Publications Details
Publications Details



Author: S. Das and R. Höllander

Year: 2009

Publisher: European Water Resources Association (EWRA)


Water pollution is one of the most pressing environmental problem. It reduces the quantity of useable water and increases the cost of supplying water. Economic incentives, and especially wastewater tariffs, are vital in achieving least-cost wastewater management. If economically efficient wastewater tariffs are incorporated and if the structure of the project is efficient by design, and little or no additional economic analysis is required. The study presented in this paper where an attempt is made in calculating an effluent tax in controlling wastewater
pollution. In this regard a comparison has been made in respect to India and Germany. Pollution tax in the perspective of wastewater disposal can be denoted as the price the polluter has to pay for using the wastewater disposal services from the environment. As there is no wastewater disposal market so the price cannot be determined in the market and the supply and demand schedules fail to get observed Murty et al. (2000) in their study showed the case of industrial wastewater in India with excess COD concentration and the tax liabilities
calculated using the average tax rate is of Rs 0.32(or.016 euro) per 100 gm. In case of Germany, the effluent charge comprises about 5% of total costs. For our study we consider the case of Leipzig, a city in the state of Saxony. Following the calculation of Murty et al. (2000) the tax on annual wastewater quality per 100 grams in rupees is (5.5/55)x100x100011. When estimated over the total population, the tax per head accounts to be very high for Germany as compared to the case study of Murty et al in India. In Germany the water charge itself
covers the water pollution charge. Both the more than proportional increase of the municipal wastewater charge and the high prospective demand for investment in sewage works has brought about the search for new  organizational forms and different methods concerning water supply and wastewater disposal. But the wastewater policy instruments have been successful in reducing the wastewater pollution and enhancing technological progress in the country.

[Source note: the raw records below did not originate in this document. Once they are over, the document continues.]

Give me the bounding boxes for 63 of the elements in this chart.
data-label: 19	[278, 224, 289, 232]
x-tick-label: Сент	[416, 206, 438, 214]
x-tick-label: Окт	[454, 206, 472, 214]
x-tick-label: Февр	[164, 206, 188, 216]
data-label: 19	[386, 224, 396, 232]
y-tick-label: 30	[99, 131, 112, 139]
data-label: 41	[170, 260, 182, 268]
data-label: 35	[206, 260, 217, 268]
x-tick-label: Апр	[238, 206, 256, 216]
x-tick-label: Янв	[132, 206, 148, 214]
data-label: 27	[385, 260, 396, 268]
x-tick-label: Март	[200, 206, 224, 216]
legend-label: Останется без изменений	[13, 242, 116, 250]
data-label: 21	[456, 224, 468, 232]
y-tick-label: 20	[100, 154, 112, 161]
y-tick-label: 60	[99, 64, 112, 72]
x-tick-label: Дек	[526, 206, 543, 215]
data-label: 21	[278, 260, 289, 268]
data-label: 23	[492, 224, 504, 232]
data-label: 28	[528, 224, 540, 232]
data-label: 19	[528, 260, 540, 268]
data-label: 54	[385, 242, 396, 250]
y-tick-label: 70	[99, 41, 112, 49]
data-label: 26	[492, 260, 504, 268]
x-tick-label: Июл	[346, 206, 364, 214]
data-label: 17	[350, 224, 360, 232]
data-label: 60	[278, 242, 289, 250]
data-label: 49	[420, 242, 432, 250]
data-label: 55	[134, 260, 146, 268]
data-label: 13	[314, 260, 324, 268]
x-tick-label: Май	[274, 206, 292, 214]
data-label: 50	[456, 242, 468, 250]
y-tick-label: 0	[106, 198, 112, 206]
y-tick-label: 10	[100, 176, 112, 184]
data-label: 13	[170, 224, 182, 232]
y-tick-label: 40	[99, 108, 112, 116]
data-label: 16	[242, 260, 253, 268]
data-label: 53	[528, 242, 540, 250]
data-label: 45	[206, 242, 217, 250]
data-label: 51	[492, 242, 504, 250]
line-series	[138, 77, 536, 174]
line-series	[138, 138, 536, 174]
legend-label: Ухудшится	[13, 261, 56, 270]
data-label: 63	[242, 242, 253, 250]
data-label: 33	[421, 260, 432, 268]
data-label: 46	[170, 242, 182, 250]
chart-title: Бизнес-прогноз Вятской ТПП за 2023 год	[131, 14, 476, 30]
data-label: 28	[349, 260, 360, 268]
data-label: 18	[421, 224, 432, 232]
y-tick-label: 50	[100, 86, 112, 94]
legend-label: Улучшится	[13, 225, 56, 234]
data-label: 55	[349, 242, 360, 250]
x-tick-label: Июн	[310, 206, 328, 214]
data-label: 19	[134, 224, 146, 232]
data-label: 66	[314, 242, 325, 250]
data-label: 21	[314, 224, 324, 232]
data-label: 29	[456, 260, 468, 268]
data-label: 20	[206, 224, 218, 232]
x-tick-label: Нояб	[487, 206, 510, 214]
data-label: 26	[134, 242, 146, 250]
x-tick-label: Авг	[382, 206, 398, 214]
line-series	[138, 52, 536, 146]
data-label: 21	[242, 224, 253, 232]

Although the experience in applying economic instruments remains limited, particularly in India, there is evidence that effluent and user charges have the potential for effective
application by helping to pay for environmental improvement. They should be accompanied by investment in wastewater treatment facilities and, locally, by appropriate regulatory instruments as well as programs to persuade water users to change their polluting behaviour.